-Твой как? Бегает? – неожиданно
спросил ктан у одного из солдат.
-А куда ему деваться. Бегает, посуду
лупит… Говорил жене – всыпь ему, чтоб не повадно было, а она только
рукой машет. Ну прикинь – рукой машет, - прорвало солдата.
«Посуда, жена, дети». – Михаил в
отчаянии замотал головой. Чудовищный яроттский образ трещал по
швам.
-Вы, что ли, соберитесь ребята, -
попросил он - А то я уже бояться перестаю...
Ктан развернулся и коротко ударил.
Завертевшись волчком, Михаил рухнул на мостовую.
-Понял?! – Яроттец поднял его за
шиворот и швырнул вперед.
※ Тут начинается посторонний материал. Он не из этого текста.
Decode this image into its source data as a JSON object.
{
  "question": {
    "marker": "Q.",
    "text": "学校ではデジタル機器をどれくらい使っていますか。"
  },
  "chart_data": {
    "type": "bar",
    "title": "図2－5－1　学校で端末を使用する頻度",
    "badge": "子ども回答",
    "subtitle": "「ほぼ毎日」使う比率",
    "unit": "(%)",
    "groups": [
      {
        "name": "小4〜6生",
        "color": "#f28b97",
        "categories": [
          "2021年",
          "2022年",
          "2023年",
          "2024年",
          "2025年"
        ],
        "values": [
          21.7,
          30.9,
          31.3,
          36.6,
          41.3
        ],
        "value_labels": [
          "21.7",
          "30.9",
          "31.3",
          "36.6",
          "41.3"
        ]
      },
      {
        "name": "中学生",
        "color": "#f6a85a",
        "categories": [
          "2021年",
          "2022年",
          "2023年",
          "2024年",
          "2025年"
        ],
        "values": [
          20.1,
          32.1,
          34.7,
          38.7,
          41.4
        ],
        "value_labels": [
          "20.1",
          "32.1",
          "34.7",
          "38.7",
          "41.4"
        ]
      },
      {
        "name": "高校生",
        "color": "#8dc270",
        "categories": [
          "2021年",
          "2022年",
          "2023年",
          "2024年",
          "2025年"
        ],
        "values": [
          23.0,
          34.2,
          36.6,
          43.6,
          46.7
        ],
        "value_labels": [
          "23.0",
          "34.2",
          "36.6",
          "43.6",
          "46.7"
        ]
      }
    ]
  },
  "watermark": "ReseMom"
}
В теле толкнулась боль, покружила в
поисках благодатной почвы и, пульсируя огненными токами, медленно
стеклась к голове. Михаил постарался сдержать стон. Очко яроттской
команде – он подставился, они не преминули воспользоваться.
Площадь плавно перетекла в широкую
улицу – более опрятную, пестревшую вывесками торговых лавочек и
мастерских. Праздный, деловой, безликий люд сновал от двери к двери
в только им ведомой надобности. Рядовой день рядового города.
Конвой горожане старательно игнорировали.
Топот, гомон, скрип и звон…
Неумолимый марш в неведомое. И толика страха…
-Гляди, Корноухий, - солдат пихнул
Михаила в бок и ткнул в неведомое пальцем. Страх возликовал.
Взглянув в указанном направлении,
Михаил невольно замедлил шаг – увиденное ему не понравилось.
Торговую улочку приняла в широкие объятия очередная площадь,
посреди которой невероятным архитектурным ансамблем высилась
огромная черная башня - столб тьмы, подпирающий небо. Овеянные
черной поземкой каменные блоки – древние, выщербленные временем,
пропитанные… ужасом. Ужас черными слезами стекал по стенам… «Я!
Этого! Не вижу!» - билась спасительная мысль. Помогало слабо.
-Что это? – осмелился на вопрос
Михаил.
Ктан, убедившись, что пленника
проняло, милостиво пояснил:
-Это, Корноухий, тюрьма. Последний
приют.
***
В немилосердной тишине тихо
потрескивали факелы. Звук мгновенно растворялся в холодном сумраке
залы.
-Доставили заключенного, мастер
Трезел, - излишне бодро отрапортовал ктан.
Высокий, тощий мужчина с пропитой
физиономией висельника недоуменно воззрился на осмелившегося
нарушить тишину. Конвой тихо сдал назад, сгорбленными тенями
переминаюсь у арки входа. Дай им волю, и они, проломив обитые
железом створки, рванут под открытое небо. Михаил их понимал.